How to use regex to unmatch the line if certain word exists on that line?


I have the following regex

(?!.*internal).*auditor['’s]*.*(?=report)|(?!.*internal)(?<=report).*auditor['’s]*.*

and the following test cases

report of auditor
report of external auditor
auditor external report
in auditor report
auditor report
internal report of auditor
report of internal auditor
auditor internal report

I want to match if there is report before or after auditor['’s]* but I do not want to match if the word internal presents

with my above regex internal report of auditor will be matched.

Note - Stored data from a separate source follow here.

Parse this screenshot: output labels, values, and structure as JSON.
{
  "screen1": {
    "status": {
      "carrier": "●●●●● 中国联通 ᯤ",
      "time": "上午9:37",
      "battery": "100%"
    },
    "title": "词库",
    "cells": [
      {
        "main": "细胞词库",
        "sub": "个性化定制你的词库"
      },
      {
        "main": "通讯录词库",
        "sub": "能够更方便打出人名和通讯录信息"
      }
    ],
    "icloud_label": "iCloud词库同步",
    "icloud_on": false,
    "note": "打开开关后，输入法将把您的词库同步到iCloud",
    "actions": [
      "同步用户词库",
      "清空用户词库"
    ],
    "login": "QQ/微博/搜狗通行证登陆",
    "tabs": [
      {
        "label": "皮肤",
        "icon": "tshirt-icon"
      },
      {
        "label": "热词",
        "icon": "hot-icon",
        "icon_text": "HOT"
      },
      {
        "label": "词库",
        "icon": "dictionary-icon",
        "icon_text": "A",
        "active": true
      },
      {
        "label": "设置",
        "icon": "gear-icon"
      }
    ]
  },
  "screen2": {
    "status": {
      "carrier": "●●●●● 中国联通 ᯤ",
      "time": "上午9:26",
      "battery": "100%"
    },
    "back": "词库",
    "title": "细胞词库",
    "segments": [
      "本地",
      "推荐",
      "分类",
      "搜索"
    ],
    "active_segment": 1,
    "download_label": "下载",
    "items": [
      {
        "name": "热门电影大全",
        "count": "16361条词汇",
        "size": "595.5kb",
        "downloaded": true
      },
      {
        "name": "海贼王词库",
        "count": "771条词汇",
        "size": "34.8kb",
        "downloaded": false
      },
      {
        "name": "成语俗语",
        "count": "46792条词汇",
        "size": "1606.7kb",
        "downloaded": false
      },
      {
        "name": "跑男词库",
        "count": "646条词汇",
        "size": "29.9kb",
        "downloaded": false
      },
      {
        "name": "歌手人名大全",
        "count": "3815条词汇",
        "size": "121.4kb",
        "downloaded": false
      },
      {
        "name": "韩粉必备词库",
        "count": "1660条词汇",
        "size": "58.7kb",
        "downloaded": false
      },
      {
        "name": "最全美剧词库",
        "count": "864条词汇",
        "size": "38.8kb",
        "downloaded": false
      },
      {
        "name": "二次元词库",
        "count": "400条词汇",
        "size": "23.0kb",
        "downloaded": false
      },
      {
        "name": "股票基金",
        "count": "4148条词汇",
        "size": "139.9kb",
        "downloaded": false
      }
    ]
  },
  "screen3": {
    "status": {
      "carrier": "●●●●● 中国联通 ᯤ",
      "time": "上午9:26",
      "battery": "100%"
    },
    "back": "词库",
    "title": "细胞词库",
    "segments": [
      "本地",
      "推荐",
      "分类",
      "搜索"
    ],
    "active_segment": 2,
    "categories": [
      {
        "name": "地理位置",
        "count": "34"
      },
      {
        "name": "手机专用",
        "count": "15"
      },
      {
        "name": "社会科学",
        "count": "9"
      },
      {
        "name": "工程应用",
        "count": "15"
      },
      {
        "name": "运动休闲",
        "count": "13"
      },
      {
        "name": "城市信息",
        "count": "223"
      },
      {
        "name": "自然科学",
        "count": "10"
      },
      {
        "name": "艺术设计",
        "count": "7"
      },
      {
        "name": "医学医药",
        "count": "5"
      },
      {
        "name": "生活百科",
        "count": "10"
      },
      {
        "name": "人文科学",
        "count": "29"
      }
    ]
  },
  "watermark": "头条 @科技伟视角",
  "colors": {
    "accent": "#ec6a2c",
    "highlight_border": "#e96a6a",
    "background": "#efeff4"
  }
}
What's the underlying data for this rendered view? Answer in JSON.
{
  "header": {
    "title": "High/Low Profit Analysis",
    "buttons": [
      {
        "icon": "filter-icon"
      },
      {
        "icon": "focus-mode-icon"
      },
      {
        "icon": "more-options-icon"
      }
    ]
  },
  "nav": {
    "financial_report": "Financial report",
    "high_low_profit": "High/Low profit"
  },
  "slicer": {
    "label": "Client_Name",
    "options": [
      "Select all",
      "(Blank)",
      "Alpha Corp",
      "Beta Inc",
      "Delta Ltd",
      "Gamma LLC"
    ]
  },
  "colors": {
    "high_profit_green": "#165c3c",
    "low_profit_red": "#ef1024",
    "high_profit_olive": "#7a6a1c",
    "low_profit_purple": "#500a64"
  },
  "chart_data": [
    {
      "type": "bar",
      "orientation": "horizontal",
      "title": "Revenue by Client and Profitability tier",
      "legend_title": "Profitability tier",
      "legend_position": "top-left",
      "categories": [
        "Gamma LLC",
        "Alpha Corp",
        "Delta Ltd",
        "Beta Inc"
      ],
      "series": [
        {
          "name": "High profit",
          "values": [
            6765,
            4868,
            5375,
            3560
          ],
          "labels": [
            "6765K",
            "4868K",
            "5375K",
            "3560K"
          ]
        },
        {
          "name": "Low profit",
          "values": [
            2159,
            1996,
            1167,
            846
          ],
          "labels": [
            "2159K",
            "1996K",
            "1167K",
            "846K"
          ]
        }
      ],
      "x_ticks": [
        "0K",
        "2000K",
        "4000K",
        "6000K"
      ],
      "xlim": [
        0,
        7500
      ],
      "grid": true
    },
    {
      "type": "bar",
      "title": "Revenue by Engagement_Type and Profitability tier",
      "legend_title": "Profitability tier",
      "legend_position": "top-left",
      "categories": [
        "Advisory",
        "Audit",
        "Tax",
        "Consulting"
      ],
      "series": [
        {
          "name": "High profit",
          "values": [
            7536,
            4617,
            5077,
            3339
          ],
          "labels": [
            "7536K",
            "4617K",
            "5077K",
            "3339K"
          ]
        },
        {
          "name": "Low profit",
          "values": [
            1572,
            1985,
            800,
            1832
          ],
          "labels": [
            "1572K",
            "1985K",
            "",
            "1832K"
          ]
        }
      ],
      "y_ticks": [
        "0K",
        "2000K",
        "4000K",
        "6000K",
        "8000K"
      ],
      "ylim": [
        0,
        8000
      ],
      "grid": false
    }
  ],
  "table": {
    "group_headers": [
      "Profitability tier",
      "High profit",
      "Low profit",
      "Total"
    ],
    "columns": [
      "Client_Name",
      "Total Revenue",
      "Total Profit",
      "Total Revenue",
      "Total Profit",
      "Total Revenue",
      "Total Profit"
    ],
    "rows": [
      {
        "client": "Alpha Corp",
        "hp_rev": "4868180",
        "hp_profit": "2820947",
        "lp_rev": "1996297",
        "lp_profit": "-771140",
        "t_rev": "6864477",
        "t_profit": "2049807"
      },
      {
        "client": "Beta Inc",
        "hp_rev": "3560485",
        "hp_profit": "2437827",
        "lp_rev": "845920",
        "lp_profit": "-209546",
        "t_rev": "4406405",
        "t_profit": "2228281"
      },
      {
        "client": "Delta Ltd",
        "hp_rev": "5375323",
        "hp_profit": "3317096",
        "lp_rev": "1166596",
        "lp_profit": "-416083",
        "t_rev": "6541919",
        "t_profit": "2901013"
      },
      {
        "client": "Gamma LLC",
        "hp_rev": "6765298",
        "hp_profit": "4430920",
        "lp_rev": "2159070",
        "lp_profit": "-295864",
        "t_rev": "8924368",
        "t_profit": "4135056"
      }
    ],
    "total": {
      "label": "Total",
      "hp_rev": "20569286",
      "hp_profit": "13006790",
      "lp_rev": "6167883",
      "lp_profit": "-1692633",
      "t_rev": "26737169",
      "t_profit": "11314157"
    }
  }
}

Here is the desired result

report of auditor
report of external auditor
auditor external report
in auditor report
auditor report

Here is the regex101


Solution

  • The "'s" suffix to "auditor" seems irrelevant, so remove that unnecessary complication.

    You requirement can be expressed as:

    • contains "auditor"
    • contains "report" (because "before or after something" just means "contains" - the "something" is irrelevant)
    • does not contain "internal"

    Putting that in to regex:

    ^(?!.*\binternal\b)(?=.*\breport\b).*\bauditor\b.*
    

    I put word boundaries (\b) around the terms, so for example "internalization" and "reporting" aren't matches.

    See live demo, showing this matching all but the last 3 lines of your sample input.